This is Gerald Cotten, the founder of QuadrigaCX. QuadrigaCX is a cryptocurrency exchange that was launched in 2013 to give Canadians a better option to buy Bitcoin. It grew quickly, amassing $190,000,000 in investment. On December 8, 2018, Gerald died, taking with him the password for the cryptocurrency wallets. By design, without this password, those wallets are inaccessible. $190,000,000 locked away forever.
On a related note, as of this writing, 25% of the Bitcoin block chain, an estimated $16 billion dollars has been lost due to malicious activity and people forgetting the password to their wallets.
New term: bus factor. Bus factor is defined by Wikipedia as “…the minimum number of team members that have to suddenly disappear from a project before the project stalls due to lack of knowledgeable or competent personnel.” QuadrigaCX’s bus factor was 1 – about as low as you can get.
A low bus factor isn’t necessarily a bad thing – particularly in the early days of a startup if you are a team of one building your product. However, as the company grows, acquires users, and builds a data repository, you need to make sure you are managing your risk properly. One aspect of that is awareness of the bus factor in your organization.
So what’s yours?
What is the one piece of data, password, or knowledge that only exists in one person’s head?
Now an employee does not literally have to get hit by a bus. There are a variety of reasons a team member may no longer be able to work on your project. It could be a short-term absence like they get sick, go on vacation or other leave of absence. It could be long-term. Maybe you terminated them, or they suddenly quit. I’m going to call this “getting bused out”.
I have been often surprised by encountering the scenario where a developer in a smaller startup holds the digital keys to the company.
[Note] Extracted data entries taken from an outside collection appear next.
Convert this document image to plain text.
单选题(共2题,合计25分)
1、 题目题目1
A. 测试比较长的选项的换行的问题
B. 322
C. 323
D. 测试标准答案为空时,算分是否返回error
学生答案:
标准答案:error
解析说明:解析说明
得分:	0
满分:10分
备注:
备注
When coming into the company to troubleshoot an issue, I needed access to the server or source code. A typical response might be, “I need to get with Bob, he’ll get you the password.” Not good! What happens if Bob gets suddenly bused out?
Now fortunately for many instances, you can reset passwords, rebuild data, or reconstruct business processes. You may even have to go through a process with the third-party vendor to prove your identity and ownership, and they may be able to restore access for you. However, a process like that could cost you hours or days where you are unable to access your system.
Let’s talk about a few more scenarios –
Your developer is writing a new feature for you but they haven’t been regularly saving their work in a source code management system. They get bused out. Their laptop is encrypted, no one else knows the password. All your new code is gone. Back to square one for you.
How about this? An assistant manages a social media account for your business. You don’t use a password manager. They get bused out. Did they use their own email for the account? If their absence is permanent, do you have a way to access or forward their email?
Imagine that you’re team has launched a new feature for your product. A couple of days later you have a critical fix that needs to go out. However, your senior developer got sick and is out for a few days. Unfortunately, that is when you realize that they are the person that typically deploys code and no one else on the team is capable or confident they can do it correctly.
It’s all about risk management. Some risks might be acceptable but at least be aware of them and offset them with backups or contingency plans.
So how do you address points of risk in your organization that contribute to a high bus factor?
Document. If you only have one person working on a particular project, make sure it’s being documented and necessary access privileges are stored in a well-known location or shared with you.
Rotate. If you have that one person who has critical knowledge of a business process, rotate the task that makes use of that knowledge among multiple people. This practice will force knowledge transfer as people unfamiliar with the task face challenges and unanswered questions.
Automate. Institutionalize organizational knowledge with automated processes which become living documentation. In our previous example of a critical fix, implement an automated process which deploys code for your application. The process will always be up to date as it is the only way in which code is deployed for your application.
How do you know what points of risk need to be addressed?
Inventory. Take an inventory of all third-party software, system access, and business processes. Make sure you have all the usernames, passwords, or email address access to log in. Regularly update this list and audit these things.
Now a quick note to founders. As the founder, particularly if you are a sole founder, you have many inherent risks. You are likely to be the sole user or owner of accounts as well as have sole access to payment details and funds.
I use a password manager which contains all my online accounts and passwords. The master password is stored offline in a very secure location. In the event that I get bused out long-term or permanently, someone is able to access and provide the password to a trusted technical partner who can work with responsible parties to address various business concerns.
So that wraps us up for today. When you start a new project or bring in a new tool, consider what risks it might bring that could lower your organizational bus factor.